De esta frondosidad pueden dar cuenta nuestras ajadas ropas ya que, tras cruzar el río equivocamos el camino y nos adentramos por un sendero que iba estrechándose cada vez más hasta que comprobamos que evidentemente por ahí no era el camino (tal nuestra sagacidad…)
Ese día concluyó (al fin) con lluvia de manera que, tras disfrutar de unos ricos mates, armamos una vez más nuestro campamento bajo unos inmensos Ulmos que protegieron la carpa de los chubascos patagónicos. Sería esta nuestra última noche de campamento cordillerano ya que, a la mañana siguiente abordamos la lancha “el recorrido”. En esta etapa, el lector deberá relativizar el concepto de “lancha” como para imaginar lo que se siente durante una hora de navegación a bordo de esta cáscara de nuez sobre las encrespadas aguas del Tagua-Tagua.
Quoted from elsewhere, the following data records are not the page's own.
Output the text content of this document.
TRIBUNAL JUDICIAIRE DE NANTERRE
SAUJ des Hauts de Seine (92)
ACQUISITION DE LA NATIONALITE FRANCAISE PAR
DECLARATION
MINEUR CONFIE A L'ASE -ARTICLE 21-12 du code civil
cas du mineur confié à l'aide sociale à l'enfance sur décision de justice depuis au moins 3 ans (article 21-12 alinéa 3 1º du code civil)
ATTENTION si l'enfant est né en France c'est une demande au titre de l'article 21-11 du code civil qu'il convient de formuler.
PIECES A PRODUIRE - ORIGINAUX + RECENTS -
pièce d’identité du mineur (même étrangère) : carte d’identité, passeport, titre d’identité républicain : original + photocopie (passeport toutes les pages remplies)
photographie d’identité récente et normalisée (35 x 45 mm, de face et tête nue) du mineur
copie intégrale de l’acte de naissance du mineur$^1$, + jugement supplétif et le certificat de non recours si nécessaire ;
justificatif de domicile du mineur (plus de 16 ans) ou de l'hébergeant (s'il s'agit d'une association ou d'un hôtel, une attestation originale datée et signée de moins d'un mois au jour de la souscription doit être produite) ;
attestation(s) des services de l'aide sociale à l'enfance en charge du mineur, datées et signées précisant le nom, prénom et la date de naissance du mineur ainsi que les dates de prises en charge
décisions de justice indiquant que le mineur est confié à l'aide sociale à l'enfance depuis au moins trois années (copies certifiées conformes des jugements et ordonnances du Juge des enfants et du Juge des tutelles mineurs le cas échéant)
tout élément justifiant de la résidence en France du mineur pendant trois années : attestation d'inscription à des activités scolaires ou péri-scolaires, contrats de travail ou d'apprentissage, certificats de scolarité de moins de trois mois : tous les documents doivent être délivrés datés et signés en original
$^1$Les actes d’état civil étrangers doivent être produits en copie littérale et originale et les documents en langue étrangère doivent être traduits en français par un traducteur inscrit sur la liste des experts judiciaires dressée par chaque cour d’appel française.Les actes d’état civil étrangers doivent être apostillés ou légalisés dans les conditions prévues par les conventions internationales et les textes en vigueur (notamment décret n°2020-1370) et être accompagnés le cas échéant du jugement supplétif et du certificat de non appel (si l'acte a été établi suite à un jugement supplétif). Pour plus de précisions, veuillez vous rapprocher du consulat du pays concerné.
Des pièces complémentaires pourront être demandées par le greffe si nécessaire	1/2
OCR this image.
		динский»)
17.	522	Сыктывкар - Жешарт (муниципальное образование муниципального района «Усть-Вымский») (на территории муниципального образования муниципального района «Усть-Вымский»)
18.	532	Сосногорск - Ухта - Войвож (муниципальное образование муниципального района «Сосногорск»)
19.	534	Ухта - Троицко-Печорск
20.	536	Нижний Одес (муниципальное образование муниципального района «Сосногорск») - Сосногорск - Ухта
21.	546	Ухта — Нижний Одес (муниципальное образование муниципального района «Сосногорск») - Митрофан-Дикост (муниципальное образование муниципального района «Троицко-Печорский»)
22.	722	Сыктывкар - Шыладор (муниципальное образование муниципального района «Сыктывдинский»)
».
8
Atravesando las verdosas aguas del lago, enmarcado por altísimo paredones que caen a pique sobre sus costas, la lancha recogió algunos otros pasajeros (pobladores de la zona) y nos depositó en su margen noroeste. En este lugar esperamos un rato y, tras poner en práctica el eficaz recurso de seguir los pasos de los lugareños, abordamos la caja de un confortable camión “Unimog” que transportaba a los trabajadores de la ruta en construcción. Hubiese sido confortable comparado con nuestras interminables caminatas bajo el sol, si no hubiese sucedido que el pequeño vehículo debió transportar, además de nuestros cansados cuerpos y sus apéndices mochilares, una gran cantidad de pasajeros entre los que se contabilizaban una decena de pobladores, unos cuantos milicos chilenos que estaban gustosos de transportar dos jovencitos argentinos, unos turistas alemanes (que quien sabe por qué razón no abrieron la boca en todo el viaje), dos gansos vivos envueltos en una sábana, y un tanque que despedía gasoil por todos lados ante cada salto y movimiento que se daba en el ajetreado camino.
Sin embargo, el agitado camino terminó por depositarnos en la localidad de Puelo, destino final de nuestra etapa del viaje. A la vista de los glaciares colgantes del Volcán Yates abordamos un moderno ómnibus que nos llevaría a la ciudad de Puerto Montt.
En nuestros ojos, asomaba un brillo persistente. Lo que no sabíamos era si se trataba de la tristeza que nos producía el final de tan apasionante travesía, o de la emoción que nos generaba pensar en un cuarto de hotel, una ducha caliente, y los famosos mariscos del puerto de Angelmó.
Travesía realizada en el mes de marzo de 1996
[1] Este relato fue escrito en 1996. Algo me hace sospechar que dicha ruta no fue iniciada aún y que sus fondos han ido a parar a algún aeropuerto privado en Anillaco o alguna movida similar.
[2] Para cuando fue escrito este relato, el e-mail no pasaba de ser una excentricidad de los informáticos.
3 comentarios:
huesi gracias por el recuerdo, es la primera vez que no me genera nada de rencor rememorar todo lo que me hiciste caminar en tan pocos dias, evidentemente el tiempo todo lo aligera.
aunque confieso que sigo en la tesitura de jamas volver a hacer una cita a ciegas con vos y una picada.
ferchu.
bueno, a esta altura de nuestras vidas, veo difícil que concretemos una cita, a no ser para una picada con salamín y queso, acompañada por un buen vino. Para mi también fue muy lindo rememorar aquellos días, asi como los subsiguientes, en los que abandonamos las montañas para disfrutar del mar y sus frutos comestibles...
Me encanta que esto siga colgado, y sí volvimos a caminar juntos, muchos años mas tarde, dos veces fui con vos al cerro tres picos en torquinst. juro nunca mas volver a caer pero quien sabe? ja.